Workington MP Tony Cunningham is among more than 100 cross-party MPs who have demanded that the £400 million-a-year subsidies paid to the “inefficient” onshore wind turbine industry be cut.
The MPs are demanding action from the government, including more influence for local people to stop wind farms being built.
Labour’s Mr Cunningham said: “I think the majority of my constituents share my view. I have long been opposed to onshore. The most recent planning application was rejected on the grounds that there were too many already in the area.
“This is the point I have been making for some time. There are too many wind farms on land.”

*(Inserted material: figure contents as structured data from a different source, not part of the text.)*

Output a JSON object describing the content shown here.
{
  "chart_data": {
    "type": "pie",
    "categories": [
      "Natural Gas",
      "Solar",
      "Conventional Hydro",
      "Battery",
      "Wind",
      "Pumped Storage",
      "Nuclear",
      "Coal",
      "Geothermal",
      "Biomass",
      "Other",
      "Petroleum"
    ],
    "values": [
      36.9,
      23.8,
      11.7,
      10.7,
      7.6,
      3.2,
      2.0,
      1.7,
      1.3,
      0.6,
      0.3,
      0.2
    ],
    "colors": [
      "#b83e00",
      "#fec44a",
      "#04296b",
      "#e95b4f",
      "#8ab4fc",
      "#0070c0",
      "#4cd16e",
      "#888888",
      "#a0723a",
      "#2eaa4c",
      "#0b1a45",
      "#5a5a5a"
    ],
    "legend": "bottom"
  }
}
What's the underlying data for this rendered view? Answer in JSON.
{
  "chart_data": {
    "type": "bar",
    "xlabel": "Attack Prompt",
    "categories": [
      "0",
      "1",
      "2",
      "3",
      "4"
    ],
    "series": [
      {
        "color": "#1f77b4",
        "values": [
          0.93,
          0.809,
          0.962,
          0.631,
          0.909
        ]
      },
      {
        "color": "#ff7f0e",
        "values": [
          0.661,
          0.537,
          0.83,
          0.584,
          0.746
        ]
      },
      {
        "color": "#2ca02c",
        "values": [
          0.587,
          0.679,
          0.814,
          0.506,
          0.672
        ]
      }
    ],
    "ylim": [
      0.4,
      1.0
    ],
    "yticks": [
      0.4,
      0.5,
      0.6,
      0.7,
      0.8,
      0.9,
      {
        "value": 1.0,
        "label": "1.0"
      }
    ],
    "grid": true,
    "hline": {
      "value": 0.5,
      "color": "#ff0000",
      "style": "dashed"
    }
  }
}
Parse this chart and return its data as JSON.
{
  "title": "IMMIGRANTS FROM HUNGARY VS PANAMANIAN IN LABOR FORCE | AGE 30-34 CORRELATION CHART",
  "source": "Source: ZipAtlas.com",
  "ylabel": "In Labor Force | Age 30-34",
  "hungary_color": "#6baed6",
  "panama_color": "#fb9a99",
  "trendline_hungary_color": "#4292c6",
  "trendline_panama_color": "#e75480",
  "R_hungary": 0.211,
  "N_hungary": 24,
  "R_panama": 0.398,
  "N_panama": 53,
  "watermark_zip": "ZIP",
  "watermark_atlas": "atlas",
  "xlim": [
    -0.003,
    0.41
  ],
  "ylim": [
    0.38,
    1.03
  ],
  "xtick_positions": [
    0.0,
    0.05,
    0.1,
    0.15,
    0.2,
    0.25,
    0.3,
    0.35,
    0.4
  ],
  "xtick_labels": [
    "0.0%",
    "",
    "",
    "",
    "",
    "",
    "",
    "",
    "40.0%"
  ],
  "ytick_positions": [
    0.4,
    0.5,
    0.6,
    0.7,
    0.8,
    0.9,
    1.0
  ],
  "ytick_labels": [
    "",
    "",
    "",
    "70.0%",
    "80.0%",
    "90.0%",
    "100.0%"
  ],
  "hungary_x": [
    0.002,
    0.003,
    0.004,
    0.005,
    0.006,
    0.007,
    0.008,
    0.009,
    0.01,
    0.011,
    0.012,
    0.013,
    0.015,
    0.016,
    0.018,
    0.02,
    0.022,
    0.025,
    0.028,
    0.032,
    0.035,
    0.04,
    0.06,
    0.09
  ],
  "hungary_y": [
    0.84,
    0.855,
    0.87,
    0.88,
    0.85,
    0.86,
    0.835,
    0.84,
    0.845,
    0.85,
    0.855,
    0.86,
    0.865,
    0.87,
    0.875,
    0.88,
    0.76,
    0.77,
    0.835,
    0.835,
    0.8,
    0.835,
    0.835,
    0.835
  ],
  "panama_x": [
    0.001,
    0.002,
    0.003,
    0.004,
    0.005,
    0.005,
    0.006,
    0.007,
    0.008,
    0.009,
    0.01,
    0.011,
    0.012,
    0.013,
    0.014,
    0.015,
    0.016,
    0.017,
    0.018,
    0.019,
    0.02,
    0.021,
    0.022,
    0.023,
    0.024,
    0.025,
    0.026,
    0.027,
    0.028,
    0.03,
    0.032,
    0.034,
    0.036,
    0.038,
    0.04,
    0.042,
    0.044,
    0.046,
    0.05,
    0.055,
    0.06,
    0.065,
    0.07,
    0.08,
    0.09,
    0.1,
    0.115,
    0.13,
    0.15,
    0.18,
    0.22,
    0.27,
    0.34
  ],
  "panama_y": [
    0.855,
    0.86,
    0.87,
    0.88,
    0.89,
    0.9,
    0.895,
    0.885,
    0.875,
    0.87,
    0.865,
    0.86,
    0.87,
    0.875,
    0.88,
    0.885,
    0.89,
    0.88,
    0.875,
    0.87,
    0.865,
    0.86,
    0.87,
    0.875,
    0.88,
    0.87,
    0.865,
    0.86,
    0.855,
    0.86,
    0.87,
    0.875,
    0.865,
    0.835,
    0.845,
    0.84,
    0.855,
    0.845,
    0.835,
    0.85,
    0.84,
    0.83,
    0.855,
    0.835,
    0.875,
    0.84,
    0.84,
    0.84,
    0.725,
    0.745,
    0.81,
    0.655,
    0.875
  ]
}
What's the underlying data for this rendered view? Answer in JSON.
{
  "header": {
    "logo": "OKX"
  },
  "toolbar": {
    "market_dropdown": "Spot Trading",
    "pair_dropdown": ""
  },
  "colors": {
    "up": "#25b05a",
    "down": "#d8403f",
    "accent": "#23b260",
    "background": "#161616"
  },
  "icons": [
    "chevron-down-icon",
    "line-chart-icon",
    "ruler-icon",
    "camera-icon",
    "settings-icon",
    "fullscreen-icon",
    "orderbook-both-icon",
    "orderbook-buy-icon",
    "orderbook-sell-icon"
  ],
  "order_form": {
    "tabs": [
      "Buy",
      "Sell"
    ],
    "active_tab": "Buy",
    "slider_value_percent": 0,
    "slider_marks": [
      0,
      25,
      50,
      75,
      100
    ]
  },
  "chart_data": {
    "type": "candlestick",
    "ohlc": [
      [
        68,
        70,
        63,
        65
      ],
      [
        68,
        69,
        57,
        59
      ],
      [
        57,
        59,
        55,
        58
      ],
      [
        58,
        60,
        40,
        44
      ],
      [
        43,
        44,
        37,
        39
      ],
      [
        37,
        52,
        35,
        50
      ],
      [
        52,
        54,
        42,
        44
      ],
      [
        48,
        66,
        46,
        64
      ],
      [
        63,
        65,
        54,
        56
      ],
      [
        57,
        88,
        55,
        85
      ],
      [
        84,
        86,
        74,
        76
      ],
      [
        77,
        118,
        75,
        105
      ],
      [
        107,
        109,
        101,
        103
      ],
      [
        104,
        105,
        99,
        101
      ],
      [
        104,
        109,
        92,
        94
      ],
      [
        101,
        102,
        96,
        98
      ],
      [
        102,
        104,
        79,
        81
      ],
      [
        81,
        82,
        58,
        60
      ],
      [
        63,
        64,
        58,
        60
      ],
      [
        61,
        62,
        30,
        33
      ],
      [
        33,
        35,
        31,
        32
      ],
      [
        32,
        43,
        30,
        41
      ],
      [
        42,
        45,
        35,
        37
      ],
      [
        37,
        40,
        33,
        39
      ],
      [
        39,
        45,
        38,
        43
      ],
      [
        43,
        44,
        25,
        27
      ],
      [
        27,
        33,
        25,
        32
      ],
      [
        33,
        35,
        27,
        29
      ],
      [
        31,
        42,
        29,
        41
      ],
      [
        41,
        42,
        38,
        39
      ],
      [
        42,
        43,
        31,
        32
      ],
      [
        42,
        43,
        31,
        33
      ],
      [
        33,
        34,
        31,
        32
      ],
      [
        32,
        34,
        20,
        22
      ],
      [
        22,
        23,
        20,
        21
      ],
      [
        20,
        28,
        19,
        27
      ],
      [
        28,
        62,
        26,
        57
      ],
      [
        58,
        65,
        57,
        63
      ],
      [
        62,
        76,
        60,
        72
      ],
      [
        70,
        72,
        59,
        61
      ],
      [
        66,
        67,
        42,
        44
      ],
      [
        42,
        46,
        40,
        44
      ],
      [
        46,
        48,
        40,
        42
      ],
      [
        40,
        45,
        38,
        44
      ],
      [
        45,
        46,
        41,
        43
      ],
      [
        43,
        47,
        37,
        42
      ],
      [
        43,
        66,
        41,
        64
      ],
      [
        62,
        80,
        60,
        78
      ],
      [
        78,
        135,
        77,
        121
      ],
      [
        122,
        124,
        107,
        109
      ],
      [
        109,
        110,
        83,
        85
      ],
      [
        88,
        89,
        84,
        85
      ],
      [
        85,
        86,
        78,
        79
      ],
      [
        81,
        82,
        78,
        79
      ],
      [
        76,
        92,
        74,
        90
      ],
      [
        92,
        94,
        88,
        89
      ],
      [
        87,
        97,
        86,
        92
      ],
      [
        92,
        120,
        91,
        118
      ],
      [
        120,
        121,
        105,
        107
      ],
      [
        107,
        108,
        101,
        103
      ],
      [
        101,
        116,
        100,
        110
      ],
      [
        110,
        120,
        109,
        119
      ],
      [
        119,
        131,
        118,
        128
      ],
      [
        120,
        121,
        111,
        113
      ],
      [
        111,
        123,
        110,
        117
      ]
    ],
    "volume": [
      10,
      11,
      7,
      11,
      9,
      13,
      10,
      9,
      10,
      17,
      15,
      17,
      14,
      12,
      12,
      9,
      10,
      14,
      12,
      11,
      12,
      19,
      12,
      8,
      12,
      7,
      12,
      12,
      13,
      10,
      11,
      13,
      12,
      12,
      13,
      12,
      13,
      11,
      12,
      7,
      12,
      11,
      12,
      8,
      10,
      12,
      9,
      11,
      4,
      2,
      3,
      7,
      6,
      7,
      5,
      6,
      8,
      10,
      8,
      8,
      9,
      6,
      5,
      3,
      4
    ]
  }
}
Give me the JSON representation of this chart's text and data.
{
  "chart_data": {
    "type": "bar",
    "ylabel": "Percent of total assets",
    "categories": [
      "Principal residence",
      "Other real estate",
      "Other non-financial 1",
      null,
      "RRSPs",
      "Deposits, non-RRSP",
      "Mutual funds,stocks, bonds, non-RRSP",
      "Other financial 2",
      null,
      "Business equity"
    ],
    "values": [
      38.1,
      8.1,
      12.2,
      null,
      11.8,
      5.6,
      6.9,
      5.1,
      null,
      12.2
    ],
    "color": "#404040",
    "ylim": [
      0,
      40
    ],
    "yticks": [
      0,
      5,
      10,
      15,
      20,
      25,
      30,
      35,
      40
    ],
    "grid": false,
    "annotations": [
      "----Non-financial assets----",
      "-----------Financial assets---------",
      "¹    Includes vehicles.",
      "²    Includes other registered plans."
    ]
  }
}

Carlisle Conservative MP John Stevenson and Penrith and the Border Conservative MP Rory Stewart are also part of the cross-party group.
In December, planning inspector David Rose turned down an appeal by Peel Energy for three turbines at the former Broughton Lodge opencast coal mine.
Cumbria County Council leader Eddie Martin wrote to the government last summer asking it to stop imposing wind farms on the county or to force developers to pay compensation to the communities that he claimed they blighted.
His letter said: “Despite the palliative rhetoric and occasional panaceas, central government is simply not listening. That is profoundly depressing and fundamentally undemocratic.”
A Downing Street spokeswoman said: “We need a low-carbon infrastructure and onshore wind is a cost-effective and valuable part of the UK’s diverse energy mix.
“The Government has commissioned a review of subsidy levels and we are proposing a cut for onshore wind subsidies to take into account the fact that costs are coming down.
“We are committed to giving communities the power to shape the spaces in which they live and are getting rid of regional targets introduced by the last government.
“The draft framework also aims to strengthen local decision-making and reinforce the importance of local plans.”